第68期 #6

ケチャ

 仰々しい撮影機材を手に日本人がぞろぞろやってくることは、この島ではあまり珍しいことではない。だが彼らの前でタンブールを務めることは、若いワヤンにとって大変な名誉だった。

「ニョマンが怪我したばかりだが撮影は受ける。ワヤン、代わりにやれるか?」
 長にそう言われた時、ワヤンは素直に喜べなかった。プトゥと目が合ったからだ。ワヤンは知っていた。プトゥがタンブールに誰よりも憧れ、誰よりも努力していたことを。
「プトゥ!」
 ワヤンは何か言わなくてはと思って呼びかけたが、プトゥは黙って出て行った。

「うまくできるだろうか」
 間もなく本番だ。日本人たちも慌ただしく機材のセッティングを始める。
「ワヤン!」
 呼ばれて振り返る。
「プトゥ!」
 だがそこにいたのは松葉杖をついたニョマンだった。
「ん、プトゥがどうかしたか?」
「いや、なんでもありません」
「緊張してるのか?」
「はい。本当に俺でよかったのかなって」
「お前を指名したのは俺だぞ。お前ならできるさ」
 元タンブールはワヤンの肩を叩いた。
「え、そうだったんですか。でも何故?」
 何故プトゥではなくて俺が、とワヤンは心で続けた。
「お前が、優しいからさ」
 ニョマンは笑った。若者の心中を見越したような笑顔だった。

 半裸の男たちが無数に集まり、その中心にはワヤンが立っている。

 チャッチャッチャッ

 男たちが歌う。その中央でリズムを取り、歌を導く。
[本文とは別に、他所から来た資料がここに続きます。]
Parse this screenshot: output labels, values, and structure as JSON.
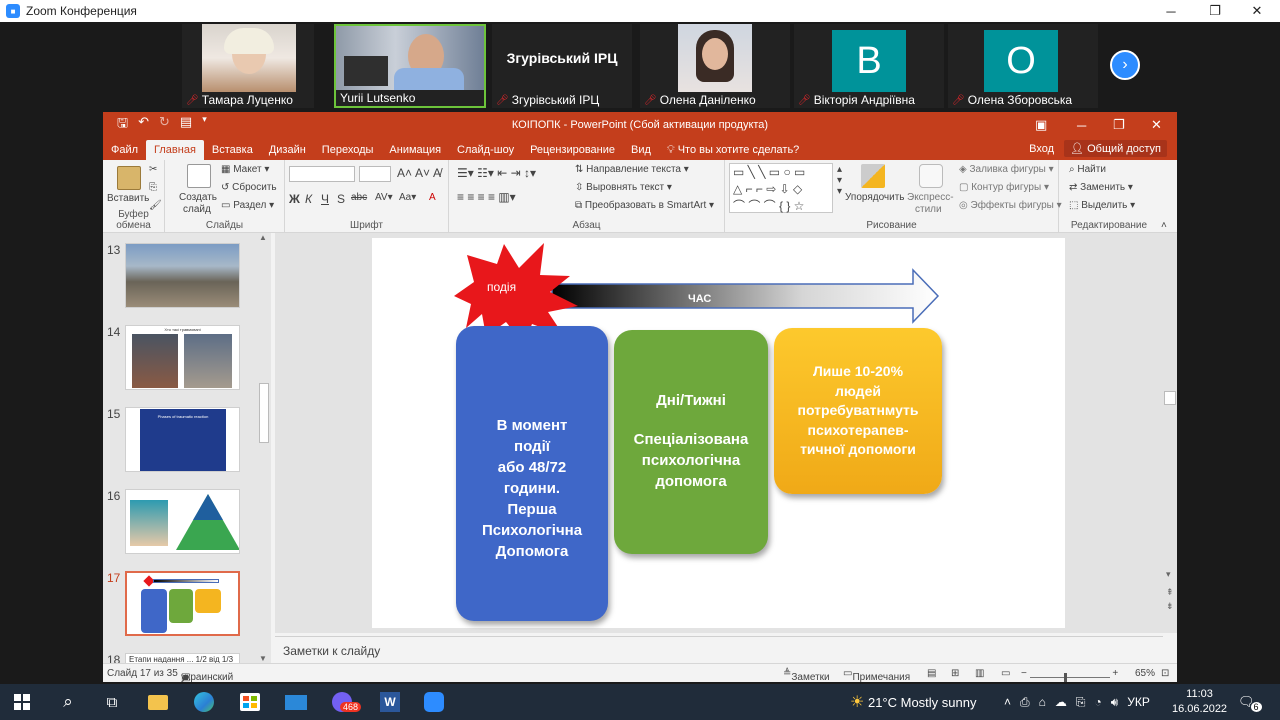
{
  "zoom": {
    "title": "Zoom Конференция",
    "participants": [
      {
        "name": "Тамара Луценко"
      },
      {
        "name": "Yurii Lutsenko"
      },
      {
        "name": "Згурівський ІРЦ",
        "label": "Згурівський ІРЦ"
      },
      {
        "name": "Олена Даніленко"
      },
      {
        "name": "Вікторія Андріївна",
        "letter": "В"
      },
      {
        "name": "Олена Зборовська",
        "letter": "О"
      }
    ]
  },
  "ppt": {
    "title": "КОІПОПК - PowerPoint (Сбой активации продукта)",
    "tabs": [
      "Файл",
      "Главная",
      "Вставка",
      "Дизайн",
      "Переходы",
      "Анимация",
      "Слайд-шоу",
      "Рецензирование",
      "Вид"
    ],
    "search": "Что вы хотите сделать?",
    "login": "Вход",
    "share": "Общий доступ",
    "ribbon": {
      "paste": "Вставить",
      "clipboard": "Буфер обмена",
      "create_slide_1": "Создать",
      "create_slide_2": "слайд",
      "layout": "Макет",
      "reset": "Сбросить",
      "section": "Раздел",
      "slides": "Слайды",
      "bold": "Ж",
      "italic": "К",
      "underline": "Ч",
      "strike": "S",
      "abc": "abc",
      "font": "Шрифт",
      "text_dir": "Направление текста",
      "align_text": "Выровнять текст",
      "smartart": "Преобразовать в SmartArt",
      "paragraph": "Абзац",
      "arrange": "Упорядочить",
      "quick_1": "Экспресс-",
      "quick_2": "стили",
      "fill": "Заливка фигуры",
      "outline": "Контур фигуры",
      "effects": "Эффекты фигуры",
      "drawing": "Рисование",
      "find": "Найти",
      "replace": "Заменить",
      "select": "Выделить",
      "editing": "Редактирование"
    },
    "thumbs": [
      {
        "num": "13"
      },
      {
        "num": "14",
        "caption": "Хто такі травмовані"
      },
      {
        "num": "15",
        "caption": "Phases of traumatic reaction"
      },
      {
        "num": "16"
      },
      {
        "num": "17"
      },
      {
        "num": "18",
        "caption": "Етапи надання ... 1/2 від 1/3"
      }
    ],
    "slide": {
      "event": "подія",
      "time": "ЧАС",
      "box1": [
        "В момент",
        "події",
        "або 48/72",
        "години.",
        "Перша",
        "Психологічна",
        "Допомога"
      ],
      "box2a": "Дні/Тижні",
      "box2b": [
        "Спеціалізована",
        "психологічна",
        "допомога"
      ],
      "box3": [
        "Лише 10-20%",
        "людей",
        "потребуватнмуть",
        "психотерапев-",
        "тичної допомоги"
      ]
    },
    "notes": "Заметки к слайду",
    "status": {
      "slide": "Слайд 17 из 35",
      "lang": "украинский",
      "notes": "Заметки",
      "comments": "Примечания",
      "zoom": "65%"
    }
  },
  "taskbar": {
    "weather": "21°C  Mostly sunny",
    "lang": "УКР",
    "time": "11:03",
    "date": "16.06.2022",
    "viber_badge": "468",
    "notif": "6"
  },
  "colors": {
    "ppt_red": "#c43e1c",
    "blue_box": "#3f67c8",
    "green_box": "#6ea83c",
    "gold_box": "#f4b520"
  }
}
それがタンブールの役割だ。

 プンプンプン

 ワヤンも歌いながら男たちの歌を聴く。と、プトゥの姿を認めた。いつものように一生懸命歌っていた。ワヤンは胸が熱くなるのを感じた。

 プンプンプン

 声に力が入る。ワヤンの熱は男たちに伝播する。全員の精神が一つになる。
 だがワヤンは違和感を覚えた。中心にいるワヤンだけに感じられる、とても小さなズレ。
 ワヤンは目を閉じ、耳を澄ませた。
「プトゥ!」
 不協和音はプトゥから発せられていた。プトゥはわだかまりを捨ててワヤンの下で歌っている。だが彼自身も自覚のないうちに、嫉妬心は意識の底で小さく燻っていたのだ。
 ワヤンはプトゥを見つめ、想いを乗せて歌った。一瞬、プトゥが笑ったように見えた。

 ケチャケチャケチャ

 男たちはついに一つになった。ワヤンを中心に、彼らは大地と一つになり、空と、森と、海と一つになった。
 バリの夕焼けは美しく優しい。男たちは地面に伏し、ワヤンだけが大地に立って夕日を見ていた。